As previously published in the Changes to the severity of COVID-19 and impact on hospitals in Scotland report in June 2022, we’ve found that individuals who had acquired their infection in the community and were subsequently admitted to medical specialties as an emergency will give a better indication of admissions ‘because of’ COVID-19. In addition, recent changes in SARS-CoV-21 testing practices in healthcare settings (including a move to symptomatic testing) have strengthened the need to restrict COVID-19 hospital admissions to community acquired infections identified by PCR tests.
The impact of this change can be seen within Figure 1 below, which shows the number of COVID-19 admissions using the current definition alongside our new analyses. The proposed new definition tracks the current ‘with’ COVID definition well until January 2022 when the Omicron variant emerged, and also positive LFD tests were introduced to the positive case definition.

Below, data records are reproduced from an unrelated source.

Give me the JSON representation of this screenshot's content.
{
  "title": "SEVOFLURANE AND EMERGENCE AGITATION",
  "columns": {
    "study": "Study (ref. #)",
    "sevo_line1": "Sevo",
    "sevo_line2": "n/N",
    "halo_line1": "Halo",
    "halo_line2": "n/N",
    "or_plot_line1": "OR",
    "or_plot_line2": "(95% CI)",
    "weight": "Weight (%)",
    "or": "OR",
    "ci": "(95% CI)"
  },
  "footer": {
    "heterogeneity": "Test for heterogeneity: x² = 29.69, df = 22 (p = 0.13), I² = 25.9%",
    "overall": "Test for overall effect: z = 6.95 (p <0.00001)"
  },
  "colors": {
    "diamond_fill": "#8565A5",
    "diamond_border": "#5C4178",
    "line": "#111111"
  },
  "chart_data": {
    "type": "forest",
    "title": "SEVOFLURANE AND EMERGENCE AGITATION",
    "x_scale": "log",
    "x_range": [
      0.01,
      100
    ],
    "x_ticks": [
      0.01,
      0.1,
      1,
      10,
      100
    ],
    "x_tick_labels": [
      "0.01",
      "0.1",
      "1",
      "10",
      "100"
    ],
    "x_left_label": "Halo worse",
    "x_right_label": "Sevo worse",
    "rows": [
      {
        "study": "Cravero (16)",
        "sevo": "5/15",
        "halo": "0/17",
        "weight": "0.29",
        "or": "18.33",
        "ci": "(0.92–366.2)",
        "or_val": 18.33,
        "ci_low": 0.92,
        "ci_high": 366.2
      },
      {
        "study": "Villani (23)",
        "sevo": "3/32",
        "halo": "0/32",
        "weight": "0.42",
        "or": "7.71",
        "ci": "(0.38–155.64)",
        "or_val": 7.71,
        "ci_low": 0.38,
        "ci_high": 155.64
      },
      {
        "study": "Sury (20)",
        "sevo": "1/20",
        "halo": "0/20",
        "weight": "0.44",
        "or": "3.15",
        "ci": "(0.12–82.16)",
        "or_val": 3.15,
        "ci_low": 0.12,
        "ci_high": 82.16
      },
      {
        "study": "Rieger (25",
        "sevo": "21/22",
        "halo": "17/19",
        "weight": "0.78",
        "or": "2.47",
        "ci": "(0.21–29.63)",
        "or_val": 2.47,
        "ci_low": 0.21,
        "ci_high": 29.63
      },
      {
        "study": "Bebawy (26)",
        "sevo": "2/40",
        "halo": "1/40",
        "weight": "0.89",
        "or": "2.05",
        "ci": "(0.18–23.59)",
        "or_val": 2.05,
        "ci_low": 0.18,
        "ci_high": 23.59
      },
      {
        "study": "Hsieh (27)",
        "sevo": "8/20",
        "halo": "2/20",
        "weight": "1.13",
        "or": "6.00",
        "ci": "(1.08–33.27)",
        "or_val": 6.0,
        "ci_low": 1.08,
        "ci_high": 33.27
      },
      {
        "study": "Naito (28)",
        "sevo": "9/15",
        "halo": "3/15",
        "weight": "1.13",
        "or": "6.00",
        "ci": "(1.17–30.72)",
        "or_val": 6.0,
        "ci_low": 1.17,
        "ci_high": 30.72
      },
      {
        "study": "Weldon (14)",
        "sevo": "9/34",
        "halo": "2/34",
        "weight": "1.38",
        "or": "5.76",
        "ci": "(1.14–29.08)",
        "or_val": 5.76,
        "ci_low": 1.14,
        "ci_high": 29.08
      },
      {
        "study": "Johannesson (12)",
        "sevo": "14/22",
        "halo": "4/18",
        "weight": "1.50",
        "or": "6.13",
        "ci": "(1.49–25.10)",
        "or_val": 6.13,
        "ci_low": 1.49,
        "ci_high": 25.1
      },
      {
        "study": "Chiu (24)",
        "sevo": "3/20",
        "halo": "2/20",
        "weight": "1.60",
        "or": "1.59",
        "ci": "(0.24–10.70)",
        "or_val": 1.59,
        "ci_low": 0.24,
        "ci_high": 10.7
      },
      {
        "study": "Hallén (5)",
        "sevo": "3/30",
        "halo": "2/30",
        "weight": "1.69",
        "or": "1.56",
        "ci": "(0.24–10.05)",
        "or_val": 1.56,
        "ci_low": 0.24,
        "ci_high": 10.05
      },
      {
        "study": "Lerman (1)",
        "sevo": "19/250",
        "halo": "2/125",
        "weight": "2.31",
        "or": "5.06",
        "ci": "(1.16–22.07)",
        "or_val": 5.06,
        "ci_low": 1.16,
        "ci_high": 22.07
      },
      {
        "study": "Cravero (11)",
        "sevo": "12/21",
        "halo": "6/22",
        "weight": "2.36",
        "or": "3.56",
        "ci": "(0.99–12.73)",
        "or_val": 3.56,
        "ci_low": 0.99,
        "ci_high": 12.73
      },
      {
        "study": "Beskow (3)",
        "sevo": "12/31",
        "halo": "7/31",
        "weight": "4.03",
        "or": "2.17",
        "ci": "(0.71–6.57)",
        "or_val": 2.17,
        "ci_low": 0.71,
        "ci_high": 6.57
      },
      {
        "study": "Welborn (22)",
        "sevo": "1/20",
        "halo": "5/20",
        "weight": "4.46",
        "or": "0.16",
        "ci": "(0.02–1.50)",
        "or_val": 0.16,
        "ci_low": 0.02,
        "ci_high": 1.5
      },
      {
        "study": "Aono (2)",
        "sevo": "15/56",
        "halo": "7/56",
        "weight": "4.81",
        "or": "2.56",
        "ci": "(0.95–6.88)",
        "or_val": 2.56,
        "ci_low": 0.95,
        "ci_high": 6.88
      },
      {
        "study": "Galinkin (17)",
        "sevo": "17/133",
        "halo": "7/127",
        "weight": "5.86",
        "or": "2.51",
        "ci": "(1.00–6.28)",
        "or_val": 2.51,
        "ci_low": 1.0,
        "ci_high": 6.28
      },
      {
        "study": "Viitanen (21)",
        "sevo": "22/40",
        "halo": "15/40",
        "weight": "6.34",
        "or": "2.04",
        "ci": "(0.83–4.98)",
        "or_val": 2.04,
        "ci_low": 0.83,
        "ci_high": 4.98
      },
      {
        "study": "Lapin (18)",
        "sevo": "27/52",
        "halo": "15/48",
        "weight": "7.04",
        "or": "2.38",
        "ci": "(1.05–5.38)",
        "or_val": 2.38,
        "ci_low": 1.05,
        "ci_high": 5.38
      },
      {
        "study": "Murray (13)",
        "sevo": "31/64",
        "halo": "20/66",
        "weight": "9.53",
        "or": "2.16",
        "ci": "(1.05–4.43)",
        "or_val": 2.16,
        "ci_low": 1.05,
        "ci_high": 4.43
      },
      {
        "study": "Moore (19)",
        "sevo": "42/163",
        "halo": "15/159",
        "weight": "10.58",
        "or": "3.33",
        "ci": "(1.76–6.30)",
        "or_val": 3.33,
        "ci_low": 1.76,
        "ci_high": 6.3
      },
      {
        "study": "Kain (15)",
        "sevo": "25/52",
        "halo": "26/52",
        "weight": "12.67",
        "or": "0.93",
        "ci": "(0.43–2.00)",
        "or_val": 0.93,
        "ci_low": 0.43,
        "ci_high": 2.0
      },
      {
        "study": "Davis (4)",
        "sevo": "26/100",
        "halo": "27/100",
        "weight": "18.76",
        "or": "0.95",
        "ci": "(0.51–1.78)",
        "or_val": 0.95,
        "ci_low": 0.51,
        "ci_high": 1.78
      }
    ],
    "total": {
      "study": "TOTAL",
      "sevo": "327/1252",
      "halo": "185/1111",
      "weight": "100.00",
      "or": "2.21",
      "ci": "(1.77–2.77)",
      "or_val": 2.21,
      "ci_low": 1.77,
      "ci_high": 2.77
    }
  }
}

The new measure is a more robust real-time indicator for COVID-19 hospital admissions ‘because of’ COVID-19.
Figure 1: Trend of COVID-19 hospital admissions in Scotland, old and new methodology, January 2021 to September 2022
These changes reflect our efforts to continuously review our COVID-19 outputs to ensure they continue to provide the most accurate, timely and useful information available.
1 Severe acute respiratory syndrome coronavirus 2 (SARS-CoV-2) is a viral respiratory disease strain of coronavirus that causes COVID-19
2 The SMR01 dataset comprises episode-based patient records relating to all inpatients and day cases discharged from non-obstetric, non-psychiatric specialties
3 Community-acquired hospital admissions are defined as those testing positive 14 days before or 2 days after admission. Under the new definition, COVID-19 hospital admissions will only include those with a positive PCR test from emergency admissions to medical specialties, excluding surgical and mental health specialties and emergency admissions for injuries.